Gagah harus berpikir dua kali sebelum berangkat ke kantor di wilayah Jakarta mengendarai sepeda motor kesayangan miliknya yang sudah dimodifikasi pada bagian knalpot. Ia khawatir jadi sasaran empuk polisi.
Terhitung sudah berhari-hari motornya tidak keluar "kandang" usai petugas polisi yang terus menindak pengendara motor berknalpot racing di jalan.
ADVERTISEMENT
SCROLL TO CONTINUE WITH CONTENT
"Ya habisnya kan kalau lihat di berita ada yang ditilang, ada yang knalpotnya dipotong denger-denger, terus suruh ganti saat itu juga," kata Gagah kepada CNNIndonesia.com, Kamis (8/4).
Alasan Gagah menggusur knalpot bawaan pabrik dengan produk aftermarket jelas untuk mendapat sensasi berkendara berbeda dari suara nyaring dari knalpot motornya.
Sebelum petugas polisi gencar melakukan razia motor knalpot brong, motor trail kesayangan miliknya yang sudah mengalami sentuhan modifikasi kerap digunakan untuk beraktivitas sehari-hari sampai urusan pekerjaan.
"Terus sekarang tiba-tiba ada tilang-tilang gini. Malah di Depok razia khusus knalpot sudah banyak lagi, bagaimana di Jakarta coba tempat saya kerja," ungkapnya.
Menurut Gagah ketimbang kena tilang dan ujungnya merepotkan di jalan, motornya kini lebih banyak di rumah. Sementara ia lebih memilih menjadi 'boncenger' atau memanfaatkan transportasi umum untuk pulang pergi kerja.
"Ya dari pada ditilang, mending nebeng dulu deh. Kebetulan ada teman yang tinggal searah.
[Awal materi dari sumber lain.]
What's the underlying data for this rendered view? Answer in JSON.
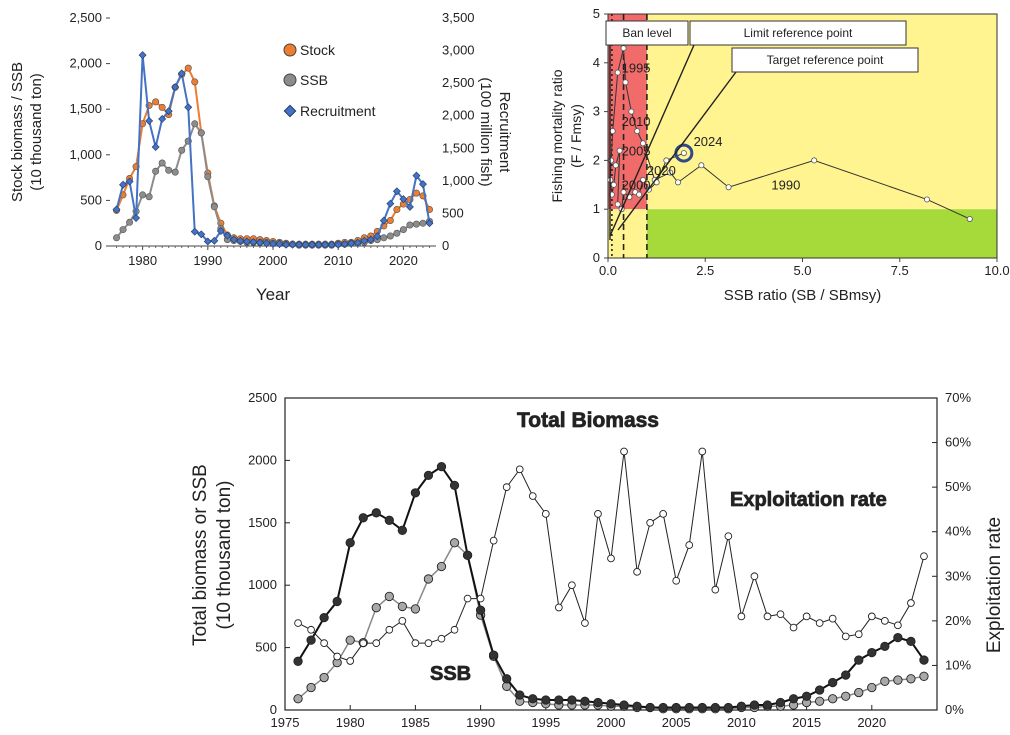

Kalau enggak, ya naik angkutan umum dulu," ucap Gagah.
Namun begitu Gagah tetap berharap ada kelonggaran dari aparat sehingga tidak langsung menindak pengendara motor meski gunakan knalpot modifikasi. Keinginan Gagah untuk mengendarai motornya hingga berkumpul sesama penghobi itu menjadi masalah karena terganjal undang-undang yang sudah lama digunakan polisi untuk menindak pelanggar.
Razia knalpot bising di Jakarta kembali gencar sejak pertengahan 2020. Data kepolisian periode Rabu-Minggu (10-14/3) 2021, sudah ada 200 pengendara yang terjerat karena menggunakan knalpot tak sesuai standar bawaan pabrik.
Direktur Lalu Lintas Polda Metro Jaya Komisaris Besar Sambodo Purnomo Yogo pernah bilang aparat bekerja sama dengan Dinas Perhubungan (Dishub) dan menggunakan alat pengukur suara atau sound meter untuk penindakan.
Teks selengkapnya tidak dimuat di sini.